I wish there were more details about Cloudflare's offerings:
https://www.cloudflare.com/plans
Has anyone used them?
--
OpenConcept | Twitter @mgifford | Drupal Security Guide
Cloudflare SSL
I've played with Cloudflare's new "universal SSL" a bit. It works well enough, but requires a modern browser that supports SNI. So if you have legacy users (like we do) who are running XP or IE6 or old Android versions (≤ICS) it will throw certificate errors.
Overall, Cloudflare is pretty nice. However they seem to be overly-sensitive to backend load, returning "the site can't be reached, giving you an old cached page" more often than needed.
I know this is an old thread,
I know this is an old thread, but it's the first that comes up when you search for Drupal SSL and Varnish, so thought I'd try to clarify some things.
The 403 you're seeing is generated by Drupal, Varnish doesn't touch it since you've authenticated yourself. All cookies use the source address ("client ip") in combination with some other things I can't recall. But since we're going through reverse proxies we can't reliably use the source address anymore. This is what X-Forwarded-For is used for. For every reverse proxy the request goes through it adds the source address to it, creating a list. The first, or left-most IP-address will be the original source address.
Drupal seems to be configured correctly, you're telling it that it's behind a reverse proxy and to look for the X-Forwarded-For header. When you're connecting over TLS the connection first goes to Pound (Or Nginx, HAProxy, whatever) which terminates the connection and forwards the requests downstream. It adds a X-Forwarded-For header, as it should, with the correct source address.

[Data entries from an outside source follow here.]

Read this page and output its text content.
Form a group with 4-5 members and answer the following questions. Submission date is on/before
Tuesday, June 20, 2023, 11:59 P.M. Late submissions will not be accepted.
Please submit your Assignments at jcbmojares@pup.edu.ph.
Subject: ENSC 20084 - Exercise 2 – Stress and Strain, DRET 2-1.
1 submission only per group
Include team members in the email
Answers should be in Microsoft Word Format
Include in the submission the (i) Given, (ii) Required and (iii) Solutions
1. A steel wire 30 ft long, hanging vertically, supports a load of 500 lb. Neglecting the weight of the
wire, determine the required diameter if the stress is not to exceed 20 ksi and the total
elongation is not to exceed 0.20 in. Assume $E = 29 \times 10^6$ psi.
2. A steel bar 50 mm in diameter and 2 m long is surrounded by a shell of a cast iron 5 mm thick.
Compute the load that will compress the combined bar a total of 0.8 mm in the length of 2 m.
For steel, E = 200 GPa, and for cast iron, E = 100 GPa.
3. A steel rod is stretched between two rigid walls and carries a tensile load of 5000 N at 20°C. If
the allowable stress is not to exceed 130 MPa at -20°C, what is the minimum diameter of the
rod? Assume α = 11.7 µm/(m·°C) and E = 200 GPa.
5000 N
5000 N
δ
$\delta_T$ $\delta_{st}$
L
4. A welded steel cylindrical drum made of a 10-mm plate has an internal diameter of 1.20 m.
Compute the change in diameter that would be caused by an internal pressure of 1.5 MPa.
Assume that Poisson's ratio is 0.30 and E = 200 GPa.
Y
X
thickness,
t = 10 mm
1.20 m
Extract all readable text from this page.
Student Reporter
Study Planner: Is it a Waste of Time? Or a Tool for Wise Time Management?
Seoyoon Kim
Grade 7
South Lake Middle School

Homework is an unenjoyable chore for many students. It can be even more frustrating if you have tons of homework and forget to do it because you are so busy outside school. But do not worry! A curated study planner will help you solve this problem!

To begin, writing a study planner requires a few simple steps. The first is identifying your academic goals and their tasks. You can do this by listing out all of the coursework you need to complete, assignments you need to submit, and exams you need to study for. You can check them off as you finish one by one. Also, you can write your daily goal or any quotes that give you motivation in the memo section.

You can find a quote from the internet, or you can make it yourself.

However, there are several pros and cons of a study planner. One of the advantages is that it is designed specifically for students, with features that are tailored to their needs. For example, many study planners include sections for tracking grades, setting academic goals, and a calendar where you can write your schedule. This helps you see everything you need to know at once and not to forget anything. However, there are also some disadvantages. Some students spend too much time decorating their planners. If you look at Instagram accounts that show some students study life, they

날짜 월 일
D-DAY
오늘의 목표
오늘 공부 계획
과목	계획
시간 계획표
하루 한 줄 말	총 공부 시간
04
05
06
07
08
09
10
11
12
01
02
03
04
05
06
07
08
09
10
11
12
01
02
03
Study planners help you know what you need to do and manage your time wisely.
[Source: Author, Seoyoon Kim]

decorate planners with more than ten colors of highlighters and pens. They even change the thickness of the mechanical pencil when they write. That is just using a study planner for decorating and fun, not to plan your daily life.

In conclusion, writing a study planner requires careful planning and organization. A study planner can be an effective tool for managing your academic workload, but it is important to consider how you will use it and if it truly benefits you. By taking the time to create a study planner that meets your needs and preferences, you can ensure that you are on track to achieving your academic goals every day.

But, and this is a gotcha, you can never unset the X-Forwarded-For header later and then find the original source address. The default logic in varnish is to do just as Pound or any other reverse proxy, by adding the source address to the list. But in this case you're overriding the default logic and setting the X-Forwarded-For header to client.ip, which in this case then means the Pound-server. So when you sign in the cookie won't be generated correctly, and you will be thrown out as soon as you try to do anything. The first requests goes through as normal since you authenticate in the same step.
In Varnish you also have to hash things based on X-Forwarded-Proto, to make sure that you differentiate the caches for TLS and non-TLS. Otherwise you're going to run into some interesting issues. And in Drupal you can also reliably just nuke all cookies that are not SESS or SSESS, since they are always present when needed (forms, authenticated users).